Complex systems that exhibit emergent behaviors arise as a result of nonlinear interdependencies among multiple components. Characterizing how such whole system dynamics are sustained through multivariate interaction remains an open question. In this study, we propose an information flow-based framework to investigate how the present state of any component arises as a result of the past interactions among interdependent variables, which is termed as causal history. Using a partitioning time lag, we divide this into immediate and distant causal history components and then characterize the information flow-based interactions within these as self- and cross-feedbacks.

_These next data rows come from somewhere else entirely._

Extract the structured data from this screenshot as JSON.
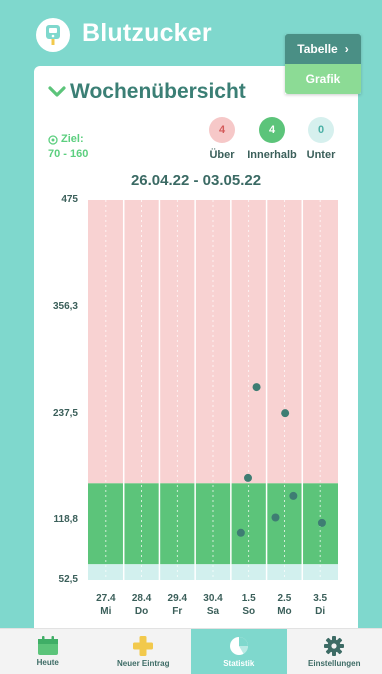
{
  "app": {
    "title": "Blutzucker"
  },
  "view_switch": {
    "table_label": "Tabelle",
    "chart_label": "Grafik"
  },
  "card": {
    "title": "Wochenübersicht",
    "goal_label": "Ziel:",
    "goal_range": "70 - 160",
    "date_range": "26.04.22 - 03.05.22"
  },
  "counters": [
    {
      "count": "4",
      "label": "Über",
      "color": "#f6c8c8",
      "text_color": "#d45a5a"
    },
    {
      "count": "4",
      "label": "Innerhalb",
      "color": "#5cc47a",
      "text_color": "#ffffff"
    },
    {
      "count": "0",
      "label": "Unter",
      "color": "#d6f0ee",
      "text_color": "#4ab0a5"
    }
  ],
  "chart_data": {
    "type": "scatter",
    "y_ticks": [
      "475",
      "356,3",
      "237,5",
      "118,8",
      "52,5"
    ],
    "ylim": [
      52.5,
      475
    ],
    "target_range": [
      70,
      160
    ],
    "categories": [
      {
        "date": "27.4",
        "day": "Mi"
      },
      {
        "date": "28.4",
        "day": "Do"
      },
      {
        "date": "29.4",
        "day": "Fr"
      },
      {
        "date": "30.4",
        "day": "Sa"
      },
      {
        "date": "1.5",
        "day": "So"
      },
      {
        "date": "2.5",
        "day": "Mo"
      },
      {
        "date": "3.5",
        "day": "Di"
      }
    ],
    "points": [
      {
        "day_index": 4,
        "offset": 0.28,
        "value": 105
      },
      {
        "day_index": 4,
        "offset": 0.48,
        "value": 166
      },
      {
        "day_index": 4,
        "offset": 0.72,
        "value": 267
      },
      {
        "day_index": 5,
        "offset": 0.25,
        "value": 122
      },
      {
        "day_index": 5,
        "offset": 0.52,
        "value": 238
      },
      {
        "day_index": 5,
        "offset": 0.75,
        "value": 146
      },
      {
        "day_index": 6,
        "offset": 0.55,
        "value": 116
      }
    ],
    "colors": {
      "above": "#f8d2d2",
      "within": "#5cc47a",
      "below": "#d2f0ee",
      "point": "#3e7d73"
    }
  },
  "tabs": [
    {
      "label": "Heute",
      "icon": "calendar-icon"
    },
    {
      "label": "Neuer Eintrag",
      "icon": "plus-icon"
    },
    {
      "label": "Statistik",
      "icon": "pie-chart-icon"
    },
    {
      "label": "Einstellungen",
      "icon": "gear-icon"
    }
  ]
}
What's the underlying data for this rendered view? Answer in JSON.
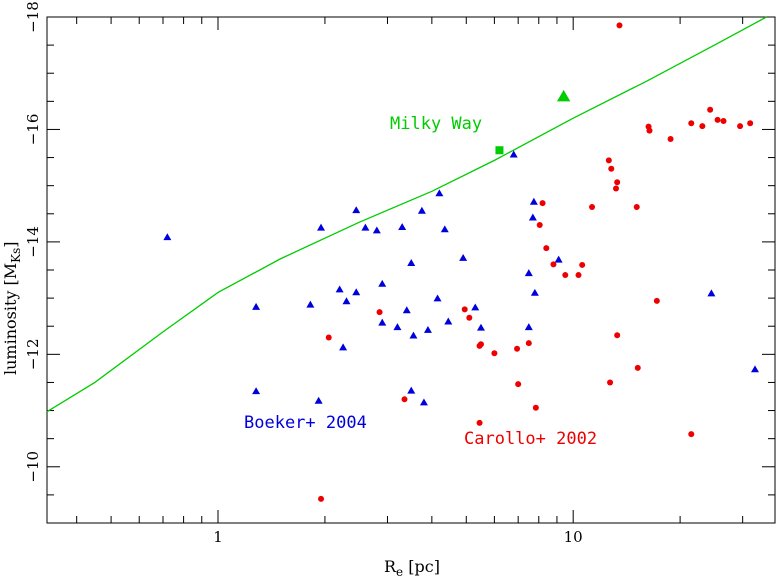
{
  "chart_data": {
    "type": "scatter",
    "title": "",
    "xlabel": {
      "main": "R",
      "sub": "e",
      "rest": " [pc]"
    },
    "ylabel": {
      "main": "luminosity [M",
      "sub": "Ks",
      "rest": "]"
    },
    "x_scale": "log",
    "xlim": [
      0.33,
      37
    ],
    "ylim": [
      -9,
      -18
    ],
    "x_ticks": [
      {
        "value": 1,
        "label": "1"
      },
      {
        "value": 10,
        "label": "10"
      }
    ],
    "y_ticks": [
      {
        "value": -10,
        "label": "−10"
      },
      {
        "value": -12,
        "label": "−12"
      },
      {
        "value": -14,
        "label": "−14"
      },
      {
        "value": -16,
        "label": "−16"
      },
      {
        "value": -18,
        "label": "−18"
      }
    ],
    "colors": {
      "milky_way": "#00cc00",
      "boeker": "#0000dd",
      "carollo": "#ee0000"
    },
    "annotations": {
      "milky_way": "Milky Way",
      "boeker": "Boeker+ 2004",
      "carollo": "Carollo+ 2002"
    },
    "milky_way_line": {
      "x": [
        0.33,
        0.45,
        0.7,
        1.0,
        1.5,
        2.5,
        4,
        6,
        10,
        16,
        25,
        35
      ],
      "y": [
        -10.98,
        -11.5,
        -12.4,
        -13.1,
        -13.7,
        -14.35,
        -14.9,
        -15.45,
        -16.2,
        -16.85,
        -17.5,
        -18.0
      ]
    },
    "milky_way_square": {
      "x": 6.2,
      "y": -15.63
    },
    "milky_way_big_triangle": {
      "x": 9.4,
      "y": -16.58
    },
    "series": [
      {
        "name": "Boeker+ 2004",
        "marker": "triangle",
        "points": [
          [
            0.72,
            -14.08
          ],
          [
            1.28,
            -12.84
          ],
          [
            1.28,
            -11.34
          ],
          [
            1.82,
            -12.88
          ],
          [
            1.92,
            -11.17
          ],
          [
            1.95,
            -14.25
          ],
          [
            2.2,
            -13.15
          ],
          [
            2.25,
            -12.12
          ],
          [
            2.3,
            -12.94
          ],
          [
            2.45,
            -14.56
          ],
          [
            2.45,
            -13.1
          ],
          [
            2.6,
            -14.25
          ],
          [
            2.8,
            -14.2
          ],
          [
            2.9,
            -13.25
          ],
          [
            2.9,
            -12.56
          ],
          [
            3.2,
            -12.48
          ],
          [
            3.3,
            -14.26
          ],
          [
            3.4,
            -12.78
          ],
          [
            3.5,
            -13.62
          ],
          [
            3.5,
            -11.35
          ],
          [
            3.55,
            -12.33
          ],
          [
            3.75,
            -14.55
          ],
          [
            3.8,
            -11.14
          ],
          [
            3.9,
            -12.43
          ],
          [
            4.15,
            -12.99
          ],
          [
            4.2,
            -14.86
          ],
          [
            4.35,
            -14.22
          ],
          [
            4.45,
            -12.58
          ],
          [
            4.9,
            -13.71
          ],
          [
            5.3,
            -12.83
          ],
          [
            5.5,
            -12.47
          ],
          [
            6.8,
            -15.55
          ],
          [
            7.5,
            -13.44
          ],
          [
            7.5,
            -12.48
          ],
          [
            7.7,
            -14.43
          ],
          [
            7.75,
            -14.71
          ],
          [
            7.8,
            -13.09
          ],
          [
            9.1,
            -13.68
          ],
          [
            24.5,
            -13.08
          ],
          [
            32.5,
            -11.73
          ]
        ]
      },
      {
        "name": "Carollo+ 2002",
        "marker": "circle",
        "points": [
          [
            13.5,
            -17.85
          ],
          [
            24.3,
            -16.35
          ],
          [
            25.5,
            -16.17
          ],
          [
            26.5,
            -16.15
          ],
          [
            31.5,
            -16.11
          ],
          [
            29.5,
            -16.06
          ],
          [
            21.5,
            -16.11
          ],
          [
            23.1,
            -16.06
          ],
          [
            16.3,
            -16.05
          ],
          [
            16.4,
            -15.98
          ],
          [
            18.8,
            -15.83
          ],
          [
            12.6,
            -15.45
          ],
          [
            12.8,
            -15.3
          ],
          [
            13.3,
            -15.06
          ],
          [
            13.2,
            -14.95
          ],
          [
            11.3,
            -14.62
          ],
          [
            15.1,
            -14.62
          ],
          [
            8.2,
            -14.69
          ],
          [
            8.05,
            -14.3
          ],
          [
            8.4,
            -13.89
          ],
          [
            8.8,
            -13.6
          ],
          [
            9.5,
            -13.41
          ],
          [
            10.35,
            -13.41
          ],
          [
            10.6,
            -13.59
          ],
          [
            17.2,
            -12.95
          ],
          [
            2.85,
            -12.75
          ],
          [
            4.95,
            -12.8
          ],
          [
            5.1,
            -12.65
          ],
          [
            2.05,
            -12.3
          ],
          [
            5.45,
            -12.15
          ],
          [
            5.5,
            -12.18
          ],
          [
            6.0,
            -12.02
          ],
          [
            6.95,
            -12.1
          ],
          [
            7.5,
            -12.2
          ],
          [
            13.3,
            -12.34
          ],
          [
            12.7,
            -11.5
          ],
          [
            15.2,
            -11.76
          ],
          [
            7.0,
            -11.47
          ],
          [
            3.35,
            -11.2
          ],
          [
            5.45,
            -10.78
          ],
          [
            7.85,
            -11.05
          ],
          [
            21.5,
            -10.58
          ],
          [
            1.95,
            -9.43
          ]
        ]
      }
    ]
  }
}
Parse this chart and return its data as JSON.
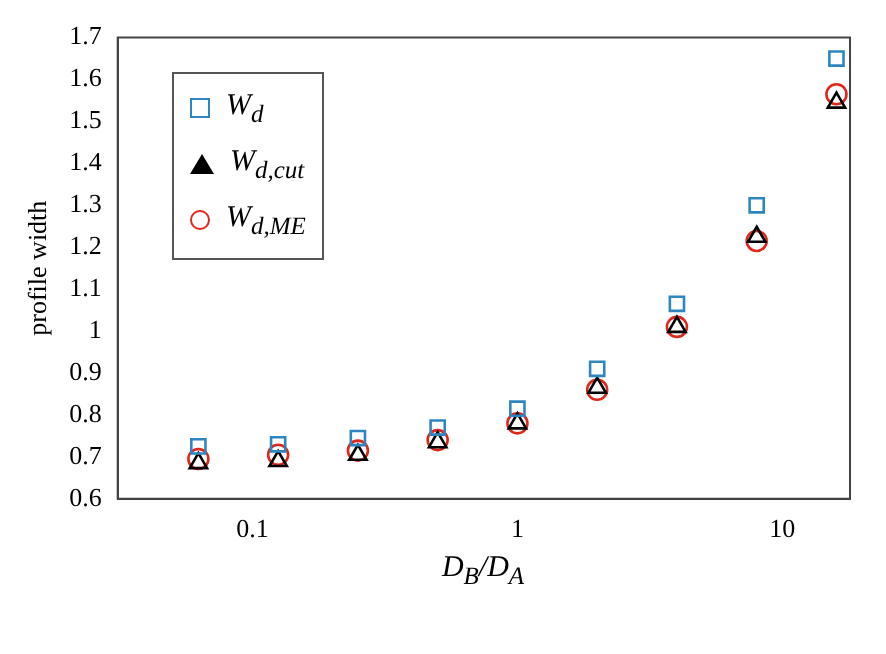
{
  "chart_data": {
    "type": "scatter",
    "xlabel": "D$_{B}$/D$_{A}$",
    "ylabel": "profile width",
    "log": "x",
    "grid": false,
    "legend": "top left",
    "x": [
      0.0625,
      0.125,
      0.25,
      0.5,
      1,
      2,
      4,
      8,
      16
    ],
    "xlim": [
      0.031,
      18
    ],
    "xticks": [
      0.1,
      1,
      10
    ],
    "ylim": [
      0.6,
      1.7
    ],
    "yticks": [
      0.6,
      0.7,
      0.8,
      0.9,
      1,
      1.1,
      1.2,
      1.3,
      1.4,
      1.5,
      1.6,
      1.7
    ],
    "series": [
      {
        "name": "W$_{d}$",
        "color": "#2e86c1",
        "marker": "square",
        "values": [
          0.725,
          0.73,
          0.745,
          0.77,
          0.815,
          0.91,
          1.065,
          1.3,
          1.65
        ]
      },
      {
        "name": "W$_{d,cut}$",
        "color": "#000000",
        "marker": "triangle",
        "values": [
          0.685,
          0.69,
          0.705,
          0.735,
          0.78,
          0.865,
          1.01,
          1.225,
          1.545
        ]
      },
      {
        "name": "W$_{d,ME}$",
        "color": "#e0271c",
        "marker": "circle",
        "values": [
          0.695,
          0.705,
          0.715,
          0.74,
          0.78,
          0.86,
          1.01,
          1.215,
          1.565
        ]
      }
    ]
  }
}
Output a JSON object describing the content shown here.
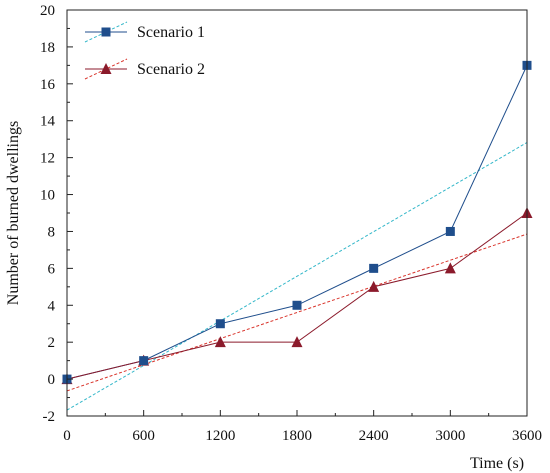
{
  "chart_data": {
    "type": "line",
    "xlabel": "Time (s)",
    "ylabel": "Number of burned dwellings",
    "xlim": [
      0,
      3600
    ],
    "ylim": [
      -2,
      20
    ],
    "x_ticks": [
      0,
      600,
      1200,
      1800,
      2400,
      3000,
      3600
    ],
    "y_ticks": [
      -2,
      0,
      2,
      4,
      6,
      8,
      10,
      12,
      14,
      16,
      18,
      20
    ],
    "x": [
      0,
      600,
      1200,
      1800,
      2400,
      3000,
      3600
    ],
    "series": [
      {
        "name": "Scenario 1",
        "values": [
          0,
          1,
          3,
          4,
          6,
          8,
          17
        ],
        "color": "#1f4e8c",
        "marker": "square",
        "trend_color": "#33b7c9",
        "trend": [
          -1.68,
          12.82
        ]
      },
      {
        "name": "Scenario 2",
        "values": [
          0,
          1,
          2,
          2,
          5,
          6,
          9
        ],
        "color": "#8b1a2b",
        "marker": "triangle",
        "trend_color": "#d9342b",
        "trend": [
          -0.64,
          7.86
        ]
      }
    ],
    "legend": "top-left",
    "grid": false
  }
}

Such a partition allows us to characterize the information flow from the two feedbacks in both histories by using partial information decomposition as unique, synergistic, or redundant interactions. We employ this casual history analysis approach to investigate the information flows in a short-memory coupled logistic model and a long-memory observed stream chemistry dynamics. While the dynamics of the short-memory system are mainly maintained by its recent historical states, the current state of each stream solute is sustained by self-feedback-dominated recent dynamics and cross-dependency-dominated earlier dynamics. The analysis suggests that the observed 1/f signature of each solute is a result of the interactions with other variables in the stream. Based on high-density data streams, the approach developed here for investigating multivariate evolutionary dynamics provides an effective way to understand how components of dynamical system interact to create emergent whole system behavioral patterns such as long-memory dependency.